In the mouse, iPS cells have been generated from derivatives of all three embryonic germ layers, including mesodermal fibroblasts,6 epithelial cells of endodermal origin7 and ectodermal keratinocytes,8 whereas human iPS cells have been produced mostly from mesoderm (fibroblasts and blood cells) or from ectoderm (keratinocytes and neural stem cells).913,21,22 Here we show reprogramming of human primary hepatocytes (endoderm) to pluripotency. Hepatocyte-derived iPS cells appear indistinguishable from human embryonic stem cells in colony morphology, growth properties, expression of pluripotency-associated transcription factors and surface markers, and differentiation potential in embryoid body (EB) formation as well as teratoma assays. In addition these cells were able to directly differentiate into definitive endoderm, hepatic progenitors, and mature hepatocytes.

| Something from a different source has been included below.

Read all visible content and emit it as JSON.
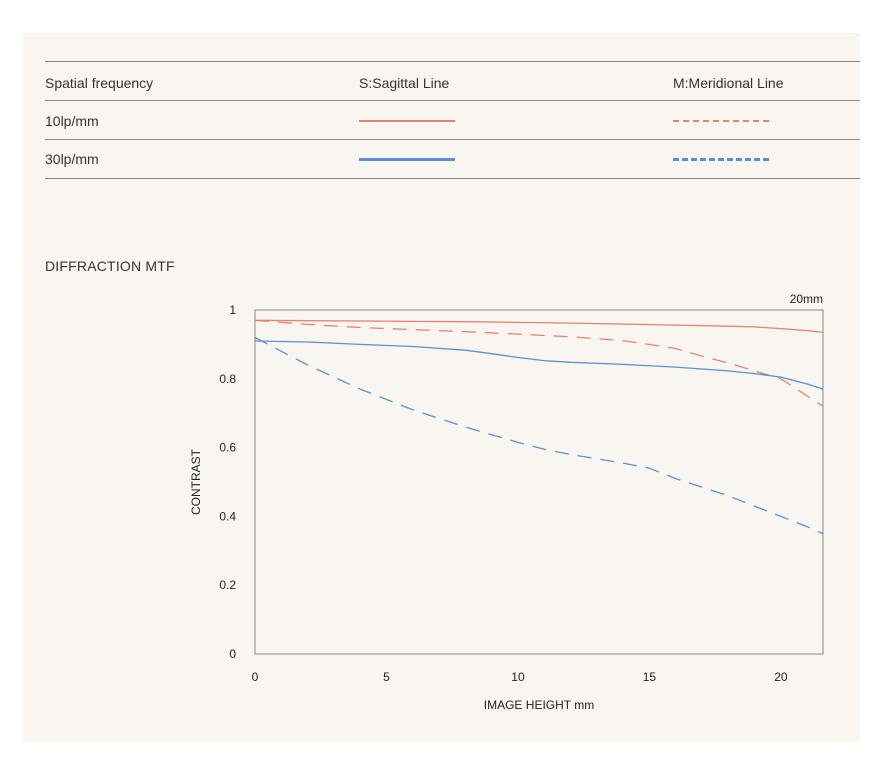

Our study lays the ground work necessary to elucidate the mechanisms of cellular reprogramming and to study the safety and efficacy of differentially originated human iPS cells in cell therapy.

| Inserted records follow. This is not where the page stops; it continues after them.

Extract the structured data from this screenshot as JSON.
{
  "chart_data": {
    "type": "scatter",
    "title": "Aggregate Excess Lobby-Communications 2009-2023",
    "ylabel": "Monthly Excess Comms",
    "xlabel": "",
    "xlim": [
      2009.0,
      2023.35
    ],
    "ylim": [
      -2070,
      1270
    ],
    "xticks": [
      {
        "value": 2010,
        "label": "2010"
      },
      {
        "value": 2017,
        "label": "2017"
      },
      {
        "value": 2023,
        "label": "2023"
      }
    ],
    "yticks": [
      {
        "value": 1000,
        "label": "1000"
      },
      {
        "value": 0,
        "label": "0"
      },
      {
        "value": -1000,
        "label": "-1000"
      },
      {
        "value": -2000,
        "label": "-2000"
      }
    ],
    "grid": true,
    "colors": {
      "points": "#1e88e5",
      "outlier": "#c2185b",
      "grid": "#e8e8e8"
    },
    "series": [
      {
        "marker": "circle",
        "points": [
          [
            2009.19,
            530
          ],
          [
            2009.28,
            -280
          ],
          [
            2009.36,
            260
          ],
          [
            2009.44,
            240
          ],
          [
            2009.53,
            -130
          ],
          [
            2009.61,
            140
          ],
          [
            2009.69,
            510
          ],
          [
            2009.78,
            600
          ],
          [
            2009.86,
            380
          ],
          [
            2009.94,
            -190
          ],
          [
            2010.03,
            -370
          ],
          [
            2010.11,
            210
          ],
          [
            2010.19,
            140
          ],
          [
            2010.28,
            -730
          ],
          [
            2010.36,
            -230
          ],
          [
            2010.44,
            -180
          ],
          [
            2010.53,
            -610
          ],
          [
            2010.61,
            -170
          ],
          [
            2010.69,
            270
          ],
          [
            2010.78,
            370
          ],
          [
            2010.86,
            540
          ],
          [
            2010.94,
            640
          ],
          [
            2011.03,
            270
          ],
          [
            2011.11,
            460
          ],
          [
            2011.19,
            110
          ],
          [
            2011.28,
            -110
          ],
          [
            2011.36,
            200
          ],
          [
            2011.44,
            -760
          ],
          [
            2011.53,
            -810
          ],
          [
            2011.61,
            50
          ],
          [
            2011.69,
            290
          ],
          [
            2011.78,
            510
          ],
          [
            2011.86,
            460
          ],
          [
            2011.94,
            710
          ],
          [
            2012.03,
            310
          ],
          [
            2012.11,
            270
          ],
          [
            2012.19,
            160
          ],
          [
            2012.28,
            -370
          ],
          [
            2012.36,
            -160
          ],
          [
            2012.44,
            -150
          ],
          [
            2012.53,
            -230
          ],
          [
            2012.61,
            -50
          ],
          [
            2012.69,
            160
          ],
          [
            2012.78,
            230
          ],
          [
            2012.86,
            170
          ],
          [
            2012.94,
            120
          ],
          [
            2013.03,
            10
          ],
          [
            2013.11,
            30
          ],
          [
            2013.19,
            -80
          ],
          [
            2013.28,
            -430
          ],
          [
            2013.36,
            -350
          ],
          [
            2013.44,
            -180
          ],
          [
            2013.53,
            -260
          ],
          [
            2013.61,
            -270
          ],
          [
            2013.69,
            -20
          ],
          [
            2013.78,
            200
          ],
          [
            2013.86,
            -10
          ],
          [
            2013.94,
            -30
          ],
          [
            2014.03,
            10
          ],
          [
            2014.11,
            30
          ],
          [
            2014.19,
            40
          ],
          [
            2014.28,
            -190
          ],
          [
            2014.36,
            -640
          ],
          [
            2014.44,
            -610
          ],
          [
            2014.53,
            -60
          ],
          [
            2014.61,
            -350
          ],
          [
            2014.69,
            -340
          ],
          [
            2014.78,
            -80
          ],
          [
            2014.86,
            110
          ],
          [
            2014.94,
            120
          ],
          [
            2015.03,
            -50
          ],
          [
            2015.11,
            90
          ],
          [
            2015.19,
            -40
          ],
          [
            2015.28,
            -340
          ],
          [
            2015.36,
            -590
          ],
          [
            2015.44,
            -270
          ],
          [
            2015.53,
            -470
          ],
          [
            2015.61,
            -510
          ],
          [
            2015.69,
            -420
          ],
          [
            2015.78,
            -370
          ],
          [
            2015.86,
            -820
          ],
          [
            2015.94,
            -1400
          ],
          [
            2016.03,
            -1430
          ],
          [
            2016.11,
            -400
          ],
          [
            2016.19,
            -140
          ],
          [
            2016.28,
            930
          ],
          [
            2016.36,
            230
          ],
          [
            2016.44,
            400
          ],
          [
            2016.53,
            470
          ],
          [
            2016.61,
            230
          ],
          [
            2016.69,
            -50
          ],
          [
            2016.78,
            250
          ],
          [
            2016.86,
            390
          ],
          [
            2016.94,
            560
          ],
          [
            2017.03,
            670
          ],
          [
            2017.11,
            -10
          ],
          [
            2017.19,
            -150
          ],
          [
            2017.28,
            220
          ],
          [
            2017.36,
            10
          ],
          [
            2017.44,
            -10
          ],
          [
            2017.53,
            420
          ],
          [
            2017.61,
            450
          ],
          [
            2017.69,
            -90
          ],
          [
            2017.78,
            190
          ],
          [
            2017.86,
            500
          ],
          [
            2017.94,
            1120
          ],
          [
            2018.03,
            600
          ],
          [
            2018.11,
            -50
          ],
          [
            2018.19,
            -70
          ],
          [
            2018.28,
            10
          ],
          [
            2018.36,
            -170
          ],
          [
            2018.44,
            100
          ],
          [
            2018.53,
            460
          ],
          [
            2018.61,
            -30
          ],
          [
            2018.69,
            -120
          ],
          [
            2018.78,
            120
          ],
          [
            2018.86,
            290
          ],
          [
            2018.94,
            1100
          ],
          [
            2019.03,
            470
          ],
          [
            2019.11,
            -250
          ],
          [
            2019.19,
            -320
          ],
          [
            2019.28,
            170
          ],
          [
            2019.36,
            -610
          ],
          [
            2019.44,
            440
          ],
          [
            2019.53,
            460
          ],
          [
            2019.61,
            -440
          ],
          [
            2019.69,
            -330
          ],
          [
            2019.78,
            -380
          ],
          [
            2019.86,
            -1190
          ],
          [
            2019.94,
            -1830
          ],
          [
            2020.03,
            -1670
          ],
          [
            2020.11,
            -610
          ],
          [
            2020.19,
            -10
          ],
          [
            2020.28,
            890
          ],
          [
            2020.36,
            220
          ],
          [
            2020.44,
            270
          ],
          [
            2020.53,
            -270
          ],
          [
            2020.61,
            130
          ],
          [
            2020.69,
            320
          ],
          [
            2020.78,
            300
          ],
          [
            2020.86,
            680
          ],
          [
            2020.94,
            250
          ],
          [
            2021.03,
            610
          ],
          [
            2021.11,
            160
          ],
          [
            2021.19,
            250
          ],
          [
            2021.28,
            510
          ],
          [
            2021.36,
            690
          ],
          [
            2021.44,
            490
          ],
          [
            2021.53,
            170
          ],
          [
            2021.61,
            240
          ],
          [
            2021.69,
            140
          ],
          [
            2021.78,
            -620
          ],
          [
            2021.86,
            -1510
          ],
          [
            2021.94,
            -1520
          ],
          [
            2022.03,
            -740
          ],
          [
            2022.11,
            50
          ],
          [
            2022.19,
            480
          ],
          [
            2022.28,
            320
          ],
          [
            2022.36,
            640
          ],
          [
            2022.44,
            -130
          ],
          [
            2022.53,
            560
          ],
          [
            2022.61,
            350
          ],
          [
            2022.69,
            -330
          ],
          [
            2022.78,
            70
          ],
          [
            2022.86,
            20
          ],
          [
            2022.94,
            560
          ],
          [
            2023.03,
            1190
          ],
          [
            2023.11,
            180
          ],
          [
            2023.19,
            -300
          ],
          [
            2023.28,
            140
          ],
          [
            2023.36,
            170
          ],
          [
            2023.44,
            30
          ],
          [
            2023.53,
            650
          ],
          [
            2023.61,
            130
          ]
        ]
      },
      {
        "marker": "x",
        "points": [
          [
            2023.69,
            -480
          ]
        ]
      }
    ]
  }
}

Primary human hepatocytes were obtained from Lonza plated on collagen 1 and matrigel coated dishes, and cultured in serum containing WEM (Willians' Medium E), Gentamicin, Dexamethasone 10 mM, FBS 5%, L-Glutamine, Hepes 15mM, Insulin 4 mg/ml with 50ng/ml of HGF and EGF. Medium for culturing hES cells and iPS cells is Knockout DMEM supplemented with 20% KOSR, NEAA, 2-ME, GlutaMAX, 6 ng/ml basic fibroblast growth factor (all Invitrogen). hESC lines WA09 (H9) and WA01 (H1) (WiCell) were cultured on irradiated MEF feeder layers in ES medium. This study was done in accordance with Johns Hopkins ESCRO regulations and following a protocol approved by the Johns Hopkins IRB.